Alopecia areata (AA) is a common form of localized, non-scarring hair loss. The cause of AA is unknown but reports suggest an autoimmune etiology, where oxygen free radicals play an important role.

OBJECTIVE

The aim of this study was to investigate the role of a hydroxyl radicals (·OH)-modified antioxidant enzyme, superoxide dismutase (SOD), in AA autoimmunity.

METHODS

SOD was modified by ·OH radicals. Binding characteristics of autoantibodies in AA patients (n=26) against ·OH-modified SOD (·OH-SOD) were evaluated by immunoassays and the results were compared with those of healthy, age-matched controls (n=30). The effects of ·OH radicals on immunoglobulin G (IgG) isolated from AA patients were studied.

RESULTS

Highly specific binding to ·OH-SOD was observed in 32% of the samples of patient sera, whereas normal human sera showed negligible binding with either antigen. Competitive inhibition immunoassays reiterated the results from direct binding. Protein-A-purified IgG from AA patients (AA-IgG) also showed strong binding to ·OH-SOD as compared to IgG from normal human controls (p<0.001).
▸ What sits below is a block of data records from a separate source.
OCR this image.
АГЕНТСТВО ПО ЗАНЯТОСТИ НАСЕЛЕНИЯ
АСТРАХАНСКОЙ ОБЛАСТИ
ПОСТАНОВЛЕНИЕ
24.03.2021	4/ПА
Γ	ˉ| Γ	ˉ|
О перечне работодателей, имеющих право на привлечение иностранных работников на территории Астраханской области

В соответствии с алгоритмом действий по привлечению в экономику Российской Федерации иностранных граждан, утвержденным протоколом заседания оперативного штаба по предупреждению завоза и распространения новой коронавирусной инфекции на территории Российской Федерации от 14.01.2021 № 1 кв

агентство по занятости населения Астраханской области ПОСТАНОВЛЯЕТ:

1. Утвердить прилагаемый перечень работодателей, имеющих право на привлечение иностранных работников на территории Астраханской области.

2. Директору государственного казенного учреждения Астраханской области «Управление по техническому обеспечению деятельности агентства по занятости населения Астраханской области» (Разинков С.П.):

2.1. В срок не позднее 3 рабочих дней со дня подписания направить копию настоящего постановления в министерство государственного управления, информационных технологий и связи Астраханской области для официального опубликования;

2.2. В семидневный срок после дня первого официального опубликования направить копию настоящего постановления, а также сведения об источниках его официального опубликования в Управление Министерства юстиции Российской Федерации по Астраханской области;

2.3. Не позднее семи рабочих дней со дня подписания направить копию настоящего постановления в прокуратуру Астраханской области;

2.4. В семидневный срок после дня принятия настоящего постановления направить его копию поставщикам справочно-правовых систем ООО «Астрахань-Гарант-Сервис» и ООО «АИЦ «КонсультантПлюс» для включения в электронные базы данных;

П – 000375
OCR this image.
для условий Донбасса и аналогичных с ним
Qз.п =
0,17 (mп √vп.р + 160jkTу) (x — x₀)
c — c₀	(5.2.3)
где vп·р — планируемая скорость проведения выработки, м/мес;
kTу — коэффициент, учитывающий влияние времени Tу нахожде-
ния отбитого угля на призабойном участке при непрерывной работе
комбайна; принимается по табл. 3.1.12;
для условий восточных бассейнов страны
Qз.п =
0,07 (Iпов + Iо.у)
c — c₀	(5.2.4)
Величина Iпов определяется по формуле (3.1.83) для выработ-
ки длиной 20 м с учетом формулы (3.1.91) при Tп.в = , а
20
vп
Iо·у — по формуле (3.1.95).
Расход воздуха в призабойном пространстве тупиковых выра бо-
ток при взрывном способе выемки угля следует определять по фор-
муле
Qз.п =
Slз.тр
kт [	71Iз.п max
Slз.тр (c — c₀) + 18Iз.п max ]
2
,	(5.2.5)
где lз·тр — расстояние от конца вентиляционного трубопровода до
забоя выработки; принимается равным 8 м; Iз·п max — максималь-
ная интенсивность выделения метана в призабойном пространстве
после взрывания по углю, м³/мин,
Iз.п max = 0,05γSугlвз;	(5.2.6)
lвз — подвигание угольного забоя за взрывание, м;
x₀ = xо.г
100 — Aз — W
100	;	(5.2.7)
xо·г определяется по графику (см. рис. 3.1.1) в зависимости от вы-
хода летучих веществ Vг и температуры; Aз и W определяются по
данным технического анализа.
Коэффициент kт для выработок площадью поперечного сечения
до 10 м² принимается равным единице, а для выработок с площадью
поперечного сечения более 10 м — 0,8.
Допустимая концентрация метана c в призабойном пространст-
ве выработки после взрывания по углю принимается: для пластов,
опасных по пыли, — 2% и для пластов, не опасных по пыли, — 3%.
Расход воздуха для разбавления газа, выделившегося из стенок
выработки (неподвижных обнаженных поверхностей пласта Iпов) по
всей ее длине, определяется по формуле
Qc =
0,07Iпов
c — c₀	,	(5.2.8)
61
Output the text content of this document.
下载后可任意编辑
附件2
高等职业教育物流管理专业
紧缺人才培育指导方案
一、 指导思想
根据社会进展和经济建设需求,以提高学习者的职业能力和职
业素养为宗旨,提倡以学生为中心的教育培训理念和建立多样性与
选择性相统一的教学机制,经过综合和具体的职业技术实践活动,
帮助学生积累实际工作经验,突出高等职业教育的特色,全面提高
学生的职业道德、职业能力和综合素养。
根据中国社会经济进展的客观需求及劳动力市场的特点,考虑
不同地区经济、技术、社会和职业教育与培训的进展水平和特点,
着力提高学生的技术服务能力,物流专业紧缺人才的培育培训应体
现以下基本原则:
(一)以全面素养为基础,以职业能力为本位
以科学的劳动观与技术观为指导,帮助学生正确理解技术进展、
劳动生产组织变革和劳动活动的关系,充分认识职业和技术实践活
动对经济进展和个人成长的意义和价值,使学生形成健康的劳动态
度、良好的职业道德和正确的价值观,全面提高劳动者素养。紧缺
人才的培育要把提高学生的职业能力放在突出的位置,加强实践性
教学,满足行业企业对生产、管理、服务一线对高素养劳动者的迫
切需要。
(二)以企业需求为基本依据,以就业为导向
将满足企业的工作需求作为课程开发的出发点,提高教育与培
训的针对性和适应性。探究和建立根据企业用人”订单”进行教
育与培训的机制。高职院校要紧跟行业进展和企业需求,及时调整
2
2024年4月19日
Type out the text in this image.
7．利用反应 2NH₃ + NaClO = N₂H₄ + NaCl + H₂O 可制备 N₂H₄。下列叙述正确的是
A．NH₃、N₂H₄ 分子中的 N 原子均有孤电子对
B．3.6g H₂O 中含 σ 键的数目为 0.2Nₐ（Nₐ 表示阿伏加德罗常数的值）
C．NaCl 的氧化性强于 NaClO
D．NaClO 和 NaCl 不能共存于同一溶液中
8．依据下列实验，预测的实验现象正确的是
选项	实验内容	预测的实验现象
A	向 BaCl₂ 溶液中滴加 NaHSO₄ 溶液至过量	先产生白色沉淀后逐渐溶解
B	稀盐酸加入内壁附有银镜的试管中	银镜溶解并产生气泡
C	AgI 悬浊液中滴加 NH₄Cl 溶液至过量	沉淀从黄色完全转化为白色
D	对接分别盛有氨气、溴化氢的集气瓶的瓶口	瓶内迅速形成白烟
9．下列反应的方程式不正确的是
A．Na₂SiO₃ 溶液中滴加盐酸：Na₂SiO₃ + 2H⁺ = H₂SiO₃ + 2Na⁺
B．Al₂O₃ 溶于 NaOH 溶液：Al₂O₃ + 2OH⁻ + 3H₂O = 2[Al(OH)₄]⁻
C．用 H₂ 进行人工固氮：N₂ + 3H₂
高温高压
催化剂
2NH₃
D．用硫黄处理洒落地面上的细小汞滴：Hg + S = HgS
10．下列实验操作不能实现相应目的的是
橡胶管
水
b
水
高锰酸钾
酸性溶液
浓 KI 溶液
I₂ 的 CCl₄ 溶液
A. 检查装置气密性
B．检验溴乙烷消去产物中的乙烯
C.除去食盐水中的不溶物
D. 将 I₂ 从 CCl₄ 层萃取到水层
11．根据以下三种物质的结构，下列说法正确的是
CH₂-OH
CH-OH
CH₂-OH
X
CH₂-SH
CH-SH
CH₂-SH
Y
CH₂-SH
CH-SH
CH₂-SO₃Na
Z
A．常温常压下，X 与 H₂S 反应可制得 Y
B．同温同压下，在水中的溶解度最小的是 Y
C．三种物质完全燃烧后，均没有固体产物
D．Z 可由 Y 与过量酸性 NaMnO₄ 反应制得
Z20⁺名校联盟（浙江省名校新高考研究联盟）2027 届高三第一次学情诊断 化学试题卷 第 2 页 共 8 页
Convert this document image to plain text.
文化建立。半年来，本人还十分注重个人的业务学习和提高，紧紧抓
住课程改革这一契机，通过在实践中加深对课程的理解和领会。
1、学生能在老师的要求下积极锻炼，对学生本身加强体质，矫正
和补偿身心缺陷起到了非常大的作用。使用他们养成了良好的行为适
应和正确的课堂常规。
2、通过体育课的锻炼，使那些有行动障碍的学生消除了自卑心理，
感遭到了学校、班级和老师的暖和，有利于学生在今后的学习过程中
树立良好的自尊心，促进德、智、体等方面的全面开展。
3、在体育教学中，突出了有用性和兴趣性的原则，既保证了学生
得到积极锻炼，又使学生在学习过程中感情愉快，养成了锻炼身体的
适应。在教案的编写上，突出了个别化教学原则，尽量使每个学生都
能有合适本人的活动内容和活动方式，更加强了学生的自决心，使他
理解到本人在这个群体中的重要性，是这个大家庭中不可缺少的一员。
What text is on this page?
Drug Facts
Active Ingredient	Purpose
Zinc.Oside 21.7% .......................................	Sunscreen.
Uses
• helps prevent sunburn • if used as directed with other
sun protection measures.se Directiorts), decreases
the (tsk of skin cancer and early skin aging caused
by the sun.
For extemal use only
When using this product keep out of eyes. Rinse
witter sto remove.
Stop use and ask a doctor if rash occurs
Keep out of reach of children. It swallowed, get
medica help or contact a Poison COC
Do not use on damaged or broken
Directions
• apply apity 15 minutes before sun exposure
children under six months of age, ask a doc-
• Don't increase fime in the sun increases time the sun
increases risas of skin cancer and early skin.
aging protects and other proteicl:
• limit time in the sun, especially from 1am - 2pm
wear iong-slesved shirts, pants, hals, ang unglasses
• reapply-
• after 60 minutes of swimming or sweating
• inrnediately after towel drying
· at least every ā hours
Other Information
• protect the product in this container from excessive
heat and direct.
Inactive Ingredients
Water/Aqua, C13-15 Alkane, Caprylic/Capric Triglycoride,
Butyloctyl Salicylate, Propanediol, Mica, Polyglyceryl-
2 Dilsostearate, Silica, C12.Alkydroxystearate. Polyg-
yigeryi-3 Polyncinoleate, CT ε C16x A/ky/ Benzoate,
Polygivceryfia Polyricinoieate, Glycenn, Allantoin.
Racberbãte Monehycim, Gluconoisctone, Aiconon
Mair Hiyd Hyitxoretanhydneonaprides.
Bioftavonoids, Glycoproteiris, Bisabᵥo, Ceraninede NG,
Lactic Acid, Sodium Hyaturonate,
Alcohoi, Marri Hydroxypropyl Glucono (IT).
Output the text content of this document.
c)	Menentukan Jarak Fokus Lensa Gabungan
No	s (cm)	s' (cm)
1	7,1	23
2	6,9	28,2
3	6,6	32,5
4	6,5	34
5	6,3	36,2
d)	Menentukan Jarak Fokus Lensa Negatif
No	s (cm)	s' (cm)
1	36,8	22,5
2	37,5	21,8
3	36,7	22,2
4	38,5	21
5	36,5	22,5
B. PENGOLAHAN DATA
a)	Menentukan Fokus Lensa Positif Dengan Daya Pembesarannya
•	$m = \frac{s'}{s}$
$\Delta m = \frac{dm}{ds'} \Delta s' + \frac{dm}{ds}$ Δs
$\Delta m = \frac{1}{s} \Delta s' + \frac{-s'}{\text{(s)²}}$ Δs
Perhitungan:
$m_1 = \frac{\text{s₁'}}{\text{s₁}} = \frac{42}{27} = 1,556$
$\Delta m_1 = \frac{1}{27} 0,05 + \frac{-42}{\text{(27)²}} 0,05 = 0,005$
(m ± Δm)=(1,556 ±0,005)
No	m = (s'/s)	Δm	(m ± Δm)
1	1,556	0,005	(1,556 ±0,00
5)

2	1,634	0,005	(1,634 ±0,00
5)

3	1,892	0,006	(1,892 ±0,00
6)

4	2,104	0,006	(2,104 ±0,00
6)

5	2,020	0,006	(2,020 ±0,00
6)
In addition, AA-IgG from patients with alopecia universalis recognized ·OH-SOD to a greater extent than did AA-IgG from patients with the patchy, persistent type of alopecia. Furthermore, sera from AA patients had lower levels of SOD activity as compared to control sera.

CONCLUSION

This is the first report showing an association between ·OH-modified SOD and AA. These novel results demonstrate that ·OH radical-mediated changes in SOD present unique neo-epitopes that might contribute to antigen-driven antibody induction in AA.